My Coldest CEO

15| Request Fulfilled



15| Request Fulfilled

0Felia menatap Azrell yang melambaikan tangannya ke udara sambil masuk ke dalam mobilnya. Setelah mobil itu mulai melaju dan meninggalkan pekarangan rumah, ia langsung saja masuk kembali ke dalam rumah.     

Sepertinya beruntung sekali menjadi Azrell, memiliki segalanya dan juga riwayat pendidikan yang tinggi membuat wanita itu bisa meraih posisi sekretaris di perusahaan pencakar langit yang sangat terkenal.     

Tidak, ia tidak iri. Hanya saja... kenapa nasibnya sesial ini? Dan belum lagi, Azrell berpesan kepada dirinya untuk memakai dress cantik dan memoles wajah dengan make up supaya menyegarkan wajahnya.     

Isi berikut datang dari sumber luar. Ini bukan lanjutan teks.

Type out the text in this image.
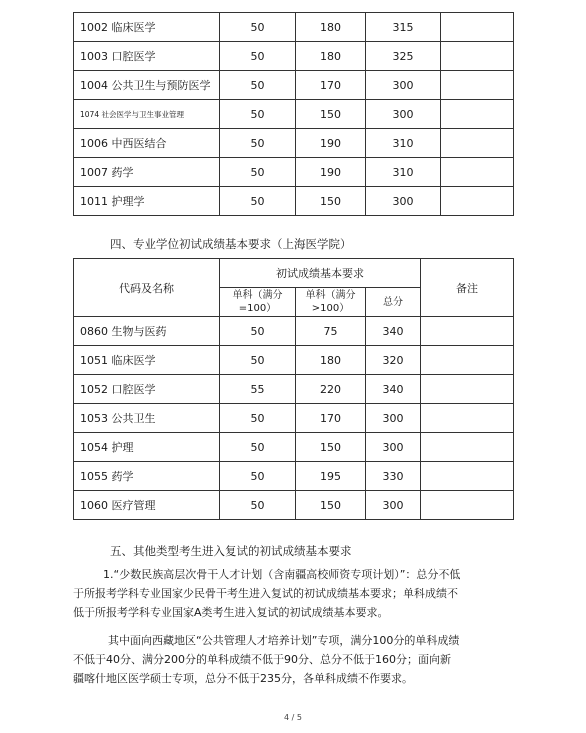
1002 临床医学	50	180	315	
1003 口腔医学	50	180	325	
1004 公共卫生与预防医学	50	170	300	
1074 社会医学与卫生事业管理	50	150	300	
1006 中西医结合	50	190	310	
1007 药学	50	190	310	
1011 护理学	50	150	300	
四、专业学位初试成绩基本要求（上海医学院）
代码及名称	初试成绩基本要求			备注
	单科（满分=100）	单科（满分>100）	总分	
0860 生物与医药	50	75	340	
1051 临床医学	50	180	320	
1052 口腔医学	55	220	340	
1053 公共卫生	50	170	300	
1054 护理	50	150	300	
1055 药学	50	195	330	
1060 医疗管理	50	150	300	
五、其他类型考生进入复试的初试成绩基本要求
1.“少数民族高层次骨干人才计划（含南疆高校师资专项计划）”：总分不低
于所报考学科专业国家少民骨干考生进入复试的初试成绩基本要求；单科成绩不
低于所报考学科专业国家A类考生进入复试的初试成绩基本要求。
其中面向西藏地区“公共管理人才培养计划”专项，满分100分的单科成绩
不低于40分、满分200分的单科成绩不低于90分、总分不低于160分；面向新
疆喀什地区医学硕士专项，总分不低于235分，各单科成绩不作要求。
4 / 5
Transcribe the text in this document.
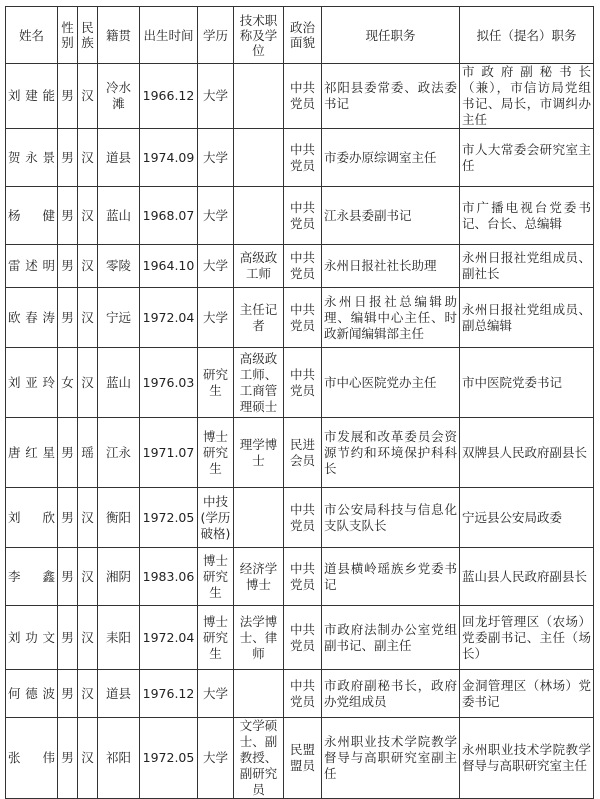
姓名	性别	民族	籍贯	出生时间	学历	技术职称及学位	政治面貌	现任职务	拟任（提名）职务
刘建能	男	汉	冷水滩	1966.12	大学		中共党员	祁阳县委常委、政法委书记	市政府副秘书长（兼），市信访局党组书记、局长，市调纠办主任
贺永景	男	汉	道县	1974.09	大学		中共党员	市委办原综调室主任	市人大常委会研究室主任
杨　健	男	汉	蓝山	1968.07	大学		中共党员	江永县委副书记	市广播电视台党委书记、台长、总编辑
雷述明	男	汉	零陵	1964.10	大学	高级政工师	中共党员	永州日报社社长助理	永州日报社党组成员、副社长
欧春涛	男	汉	宁远	1972.04	大学	主任记者	中共党员	永州日报社总编辑助理、编辑中心主任、时政新闻编辑部主任	永州日报社党组成员、副总编辑
刘亚玲	女	汉	蓝山	1976.03	研究生	高级政工师、工商管理硕士	中共党员	市中心医院党办主任	市中医院党委书记
唐红星	男	瑶	江永	1971.07	博士研究生	理学博士	民进会员	市发展和改革委员会资源节约和环境保护科科长	双牌县人民政府副县长
刘　欣	男	汉	衡阳	1972.05	中技(学历破格)		中共党员	市公安局科技与信息化支队支队长	宁远县公安局政委
李　鑫	男	汉	湘阴	1983.06	博士研究生	经济学博士	中共党员	道县横岭瑶族乡党委书记	蓝山县人民政府副县长
刘功文	男	汉	耒阳	1972.04	博士研究生	法学博士、律师	中共党员	市政府法制办公室党组副书记、副主任	回龙圩管理区（农场）党委副书记、主任（场长）
何德波	男	汉	道县	1976.12	大学		中共党员	市政府副秘书长，政府办党组成员	金洞管理区（林场）党委书记
张　伟	男	汉	祁阳	1972.05	大学	文学硕士、副教授、副研究员	民盟盟员	永州职业技术学院教学督导与高职研究室副主任	永州职业技术学院教学督导与高职研究室主任
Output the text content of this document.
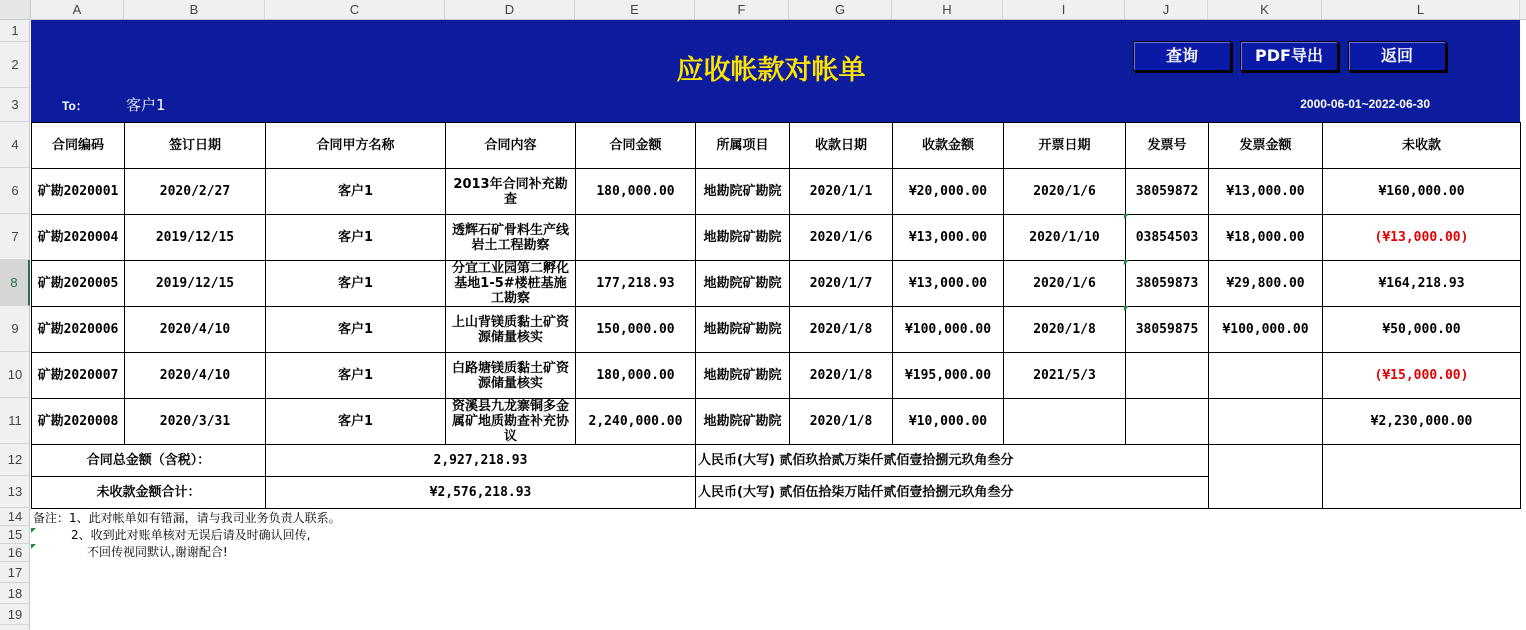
A	B	C	D	E	F	G	H	I	J	K	L
1
2
3
4
6
7
8
9
10
11
12
13
14
15
16
17
18
19
应收帐款对帐单	查询	PDF导出	返回
To：	客户1	2000-06-01~2022-06-30
合同编码	签订日期	合同甲方名称	合同内容	合同金额	所属项目	收款日期	收款金额	开票日期	发票号	发票金额	未收款
矿勘2020001	2020/2/27	客户1	2013年合同补充勘查	180,000.00	地勘院矿勘院	2020/1/1	¥20,000.00	2020/1/6	38059872	¥13,000.00	¥160,000.00
矿勘2020004	2019/12/15	客户1	透辉石矿骨料生产线岩土工程勘察		地勘院矿勘院	2020/1/6	¥13,000.00	2020/1/10	03854503	¥18,000.00	(¥13,000.00)
矿勘2020005	2019/12/15	客户1	分宜工业园第二孵化基地1-5#楼桩基施工勘察	177,218.93	地勘院矿勘院	2020/1/7	¥13,000.00	2020/1/6	38059873	¥29,800.00	¥164,218.93
矿勘2020006	2020/4/10	客户1	上山背镁质黏土矿资源储量核实	150,000.00	地勘院矿勘院	2020/1/8	¥100,000.00	2020/1/8	38059875	¥100,000.00	¥50,000.00
矿勘2020007	2020/4/10	客户1	白路塘镁质黏土矿资源储量核实	180,000.00	地勘院矿勘院	2020/1/8	¥195,000.00	2021/5/3			(¥15,000.00)
矿勘2020008	2020/3/31	客户1	资溪县九龙寨铜多金属矿地质勘查补充协议	2,240,000.00	地勘院矿勘院	2020/1/8	¥10,000.00				¥2,230,000.00
合同总金额（含税）：		2,927,218.93			人民币(大写) 贰佰玖拾贰万柒仟贰佰壹拾捌元玖角叁分						
未收款金额合计：		¥2,576,218.93			人民币(大写) 贰佰伍拾柒万陆仟贰佰壹拾捌元玖角叁分						
备注：1、此对帐单如有错漏，请与我司业务负责人联系。
2、收到此对账单核对无误后请及时确认回传,
不回传视同默认,谢谢配合!
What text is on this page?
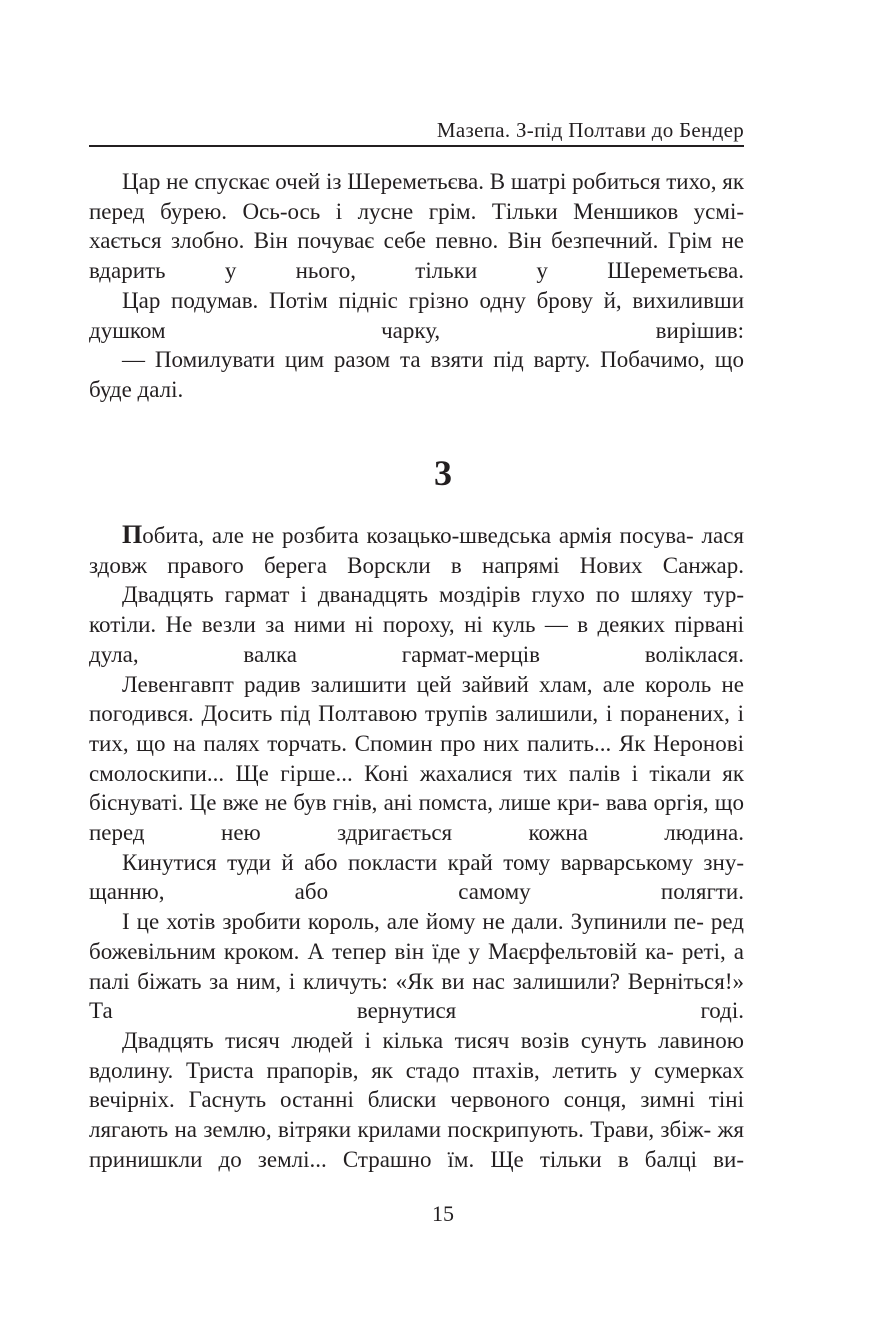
Мазепа. З-під Полтави до Бендер

Цар не спускає очей із Шереметьєва. В шатрі робиться тихо, як перед бурею. Ось-ось і лусне грім. Тільки Меншиков усмі- хається злобно. Він почуває себе певно. Він безпечний. Грім не вдарить у нього, тільки у Шереметьєва.

Цар подумав. Потім підніс грізно одну брову й, вихиливши душком чарку, вирішив:

— Помилувати цим разом та взяти під варту. Побачимо, що буде далі.

3

Побита, але не розбита козацько-шведська армія посува- лася здовж правого берега Ворскли в напрямі Нових Санжар.

Двадцять гармат і дванадцять моздірів глухо по шляху тур- котіли. Не везли за ними ні пороху, ні куль — в деяких пірвані дула, валка гармат-мерців воліклася.

Левенгавпт радив залишити цей зайвий хлам, але король не погодився. Досить під Полтавою трупів залишили, і поранених, і тих, що на палях торчать. Спомин про них палить... Як Нероновi смолоскипи... Ще гірше... Коні жахалися тих палів і тікали як біснуваті. Це вже не був гнів, ані помста, лише кри- вава оргія, що перед нею здригається кожна людина.

Кинутися туди й або покласти край тому варварському зну- щанню, або самому полягти.

І це хотів зробити король, але йому не дали. Зупинили пе- ред божевільним кроком. А тепер він їде у Маєрфельтовій ка- реті, а палі біжать за ним, і кличуть: «Як ви нас залишили? Верніться!» Та вернутися годі.

Двадцять тисяч людей і кілька тисяч возів сунуть лавиною вдолину. Триста прапорів, як стадо птахів, летить у сумерках вечірніх. Гаснуть останні блиски червоного сонця, зимні тіні лягають на землю, вітряки крилами поскрипують. Трави, збіж- жя принишкли до землі... Страшно їм. Ще тільки в балці ви-

15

Setelah Azrell sadar kalau kekasihnya pergi keluar negeri tanpa memberikan kabar pada dirinya, wanita tersebut langsung menghembuskan napas yang terlihat jika dirinya sangat kecewa. Lalu berakhir menyuruh Felia untuk mengambil barang-barang Azrell di rumah kekasihnya itu.     

Katanya, ia malas bertemu dengan laki-laki itu karena sifatnya yang menyebalkan. Dan kini, kenapa jadi dirinya ikut terseret ke dalam permasalahan mereka?     

"Menyebalkan," gumam Felia sambil menaiki anak tangga dan segera masuk ke dalam kamar Azrell yang berada di rumah ini. Menatap sebuah dress, tergantung pada gantungan baju lalu mengalihkan pandangannya ke arah meja rias yang sudah tersusun apik berbagai macam peralatan make up. Katanya, kalau menginjak rumah yang akan dikunjunginya, harus berpakaian rapih.     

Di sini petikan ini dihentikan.